For McDonald and his team, it’s a year-round scramble to procure unrestricted funds necessary to fulfill the mission. Funding sources are individual gifts and donations, grants from charitable foundations, and fundraising events like a charity auction and a walking event. Donations come from individuals and corporations and range from $25 to $10,000 (“which would be a large gift for us,” notes McDonald).

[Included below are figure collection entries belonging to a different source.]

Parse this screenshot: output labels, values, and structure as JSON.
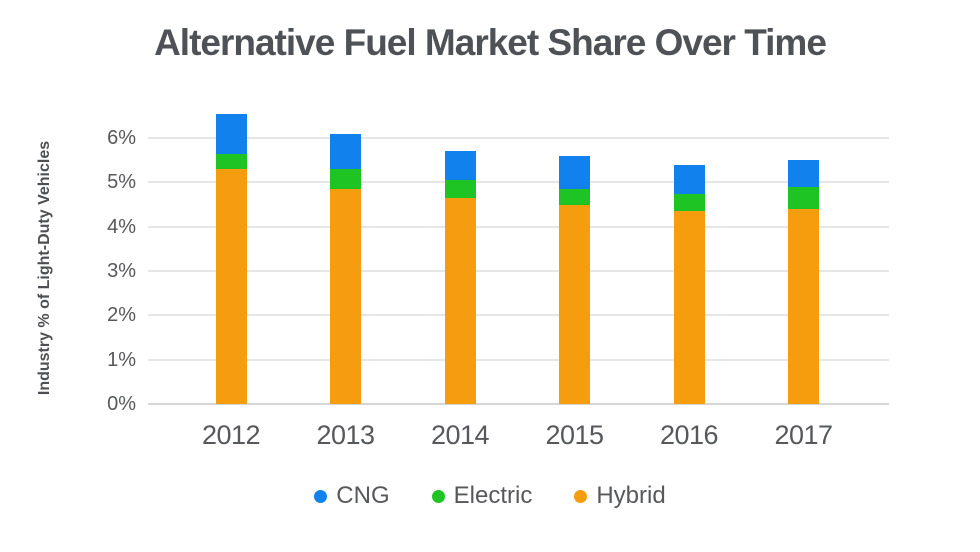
{
  "title": "Alternative Fuel Market Share Over Time",
  "y_axis_title": "Industry % of Light-Duty Vehicles",
  "colors": {
    "cng": "#1181ee",
    "electric": "#1dc423",
    "hybrid": "#f59d0f",
    "grid": "#e6e6e6",
    "text": "#56585b",
    "title_text": "#4e5155"
  },
  "legend": {
    "items": [
      {
        "label": "CNG",
        "color": "#1181ee"
      },
      {
        "label": "Electric",
        "color": "#1dc423"
      },
      {
        "label": "Hybrid",
        "color": "#f59d0f"
      }
    ]
  },
  "chart_data": {
    "type": "bar",
    "stacked": true,
    "title": "Alternative Fuel Market Share Over Time",
    "ylabel": "Industry % of Light-Duty Vehicles",
    "xlabel": "",
    "categories": [
      "2012",
      "2013",
      "2014",
      "2015",
      "2016",
      "2017"
    ],
    "series": [
      {
        "name": "Hybrid",
        "color": "#f59d0f",
        "values": [
          5.3,
          4.85,
          4.65,
          4.5,
          4.35,
          4.4
        ]
      },
      {
        "name": "Electric",
        "color": "#1dc423",
        "values": [
          0.35,
          0.45,
          0.4,
          0.35,
          0.4,
          0.5
        ]
      },
      {
        "name": "CNG",
        "color": "#1181ee",
        "values": [
          0.9,
          0.8,
          0.65,
          0.75,
          0.65,
          0.6
        ]
      }
    ],
    "stack_totals": [
      6.55,
      6.1,
      5.7,
      5.6,
      5.4,
      5.5
    ],
    "yticks": [
      "0%",
      "1%",
      "2%",
      "3%",
      "4%",
      "5%",
      "6%"
    ],
    "ytick_values": [
      0,
      1,
      2,
      3,
      4,
      5,
      6
    ],
    "ylim": [
      0,
      6.6
    ],
    "grid": true,
    "legend_position": "bottom",
    "legend_order": [
      "CNG",
      "Electric",
      "Hybrid"
    ]
  }
}
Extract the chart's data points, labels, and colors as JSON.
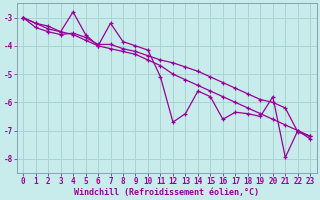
{
  "xlabel": "Windchill (Refroidissement éolien,°C)",
  "background_color": "#c8ecec",
  "grid_color": "#aad4d4",
  "line_color": "#990099",
  "spine_color": "#7799aa",
  "xlim": [
    -0.5,
    23.5
  ],
  "ylim": [
    -8.5,
    -2.5
  ],
  "yticks": [
    -8,
    -7,
    -6,
    -5,
    -4,
    -3
  ],
  "xticks": [
    0,
    1,
    2,
    3,
    4,
    5,
    6,
    7,
    8,
    9,
    10,
    11,
    12,
    13,
    14,
    15,
    16,
    17,
    18,
    19,
    20,
    21,
    22,
    23
  ],
  "series": [
    [
      0,
      -3.0,
      1,
      -3.2,
      2,
      -3.4,
      3,
      -3.5,
      4,
      -3.6,
      5,
      -3.8,
      6,
      -4.0,
      7,
      -4.1,
      8,
      -4.2,
      9,
      -4.3,
      10,
      -4.5,
      11,
      -4.7,
      12,
      -5.0,
      13,
      -5.2,
      14,
      -5.4,
      15,
      -5.6,
      16,
      -5.8,
      17,
      -6.0,
      18,
      -6.2,
      19,
      -6.4,
      20,
      -6.6,
      21,
      -6.8,
      22,
      -7.0,
      23,
      -7.2
    ],
    [
      0,
      -3.0,
      1,
      -3.35,
      2,
      -3.5,
      3,
      -3.6,
      4,
      -3.55,
      5,
      -3.7,
      6,
      -3.95,
      7,
      -3.95,
      8,
      -4.1,
      9,
      -4.2,
      10,
      -4.35,
      11,
      -4.5,
      12,
      -4.6,
      13,
      -4.75,
      14,
      -4.9,
      15,
      -5.1,
      16,
      -5.3,
      17,
      -5.5,
      18,
      -5.7,
      19,
      -5.9,
      20,
      -6.0,
      21,
      -6.2,
      22,
      -7.05,
      23,
      -7.2
    ],
    [
      0,
      -3.0,
      1,
      -3.2,
      2,
      -3.3,
      3,
      -3.5,
      4,
      -2.8,
      5,
      -3.6,
      6,
      -4.0,
      7,
      -3.2,
      8,
      -3.85,
      9,
      -4.0,
      10,
      -4.15,
      11,
      -5.1,
      12,
      -6.7,
      13,
      -6.4,
      14,
      -5.6,
      15,
      -5.8,
      16,
      -6.6,
      17,
      -6.35,
      18,
      -6.4,
      19,
      -6.5,
      20,
      -5.8,
      21,
      -7.95,
      22,
      -7.0,
      23,
      -7.3
    ]
  ],
  "tick_fontsize": 5.5,
  "xlabel_fontsize": 6.0,
  "marker_size": 3.5,
  "line_width": 0.9
}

“Most grants are restricted for a specific use,” explains McDonald. “It is far easier to secure restricted grants than unrestricted funds.” For example, MHKC recently needed to replace a $100,000 front-loader—an indispensable tool for an organization located on Mount Hood, where it snows 300 inches per year. Half of the funding for the loader came from a grant and the other half from a private donor.
Although easier, McDonald notes that restricted grant funders generally don’t want to fund whole projects. “They prefer to see broader support,” he says. Also, funders tend to prefer providing the last dollars on a project—bringing it across the finish line—versus the first dollars. “Virtually every project requires multiple funders,” he says.
Despite real challenges, the rewards are plenty. “We do it for the campers and for their families—and we have campers who have been coming for 30 years,” says McDonald, noting the freedom that campers experience, the families who get much-needed respite, and the counselors doing life-changing work.
On the one hand, Mt. Hood Kiwanis Camp is a unique camp in a beautiful setting. But there’s more: “There is a real magic that breaks out here when camp is in session,” says McDonald, who hopes to help continue to unleash that magic for years to come.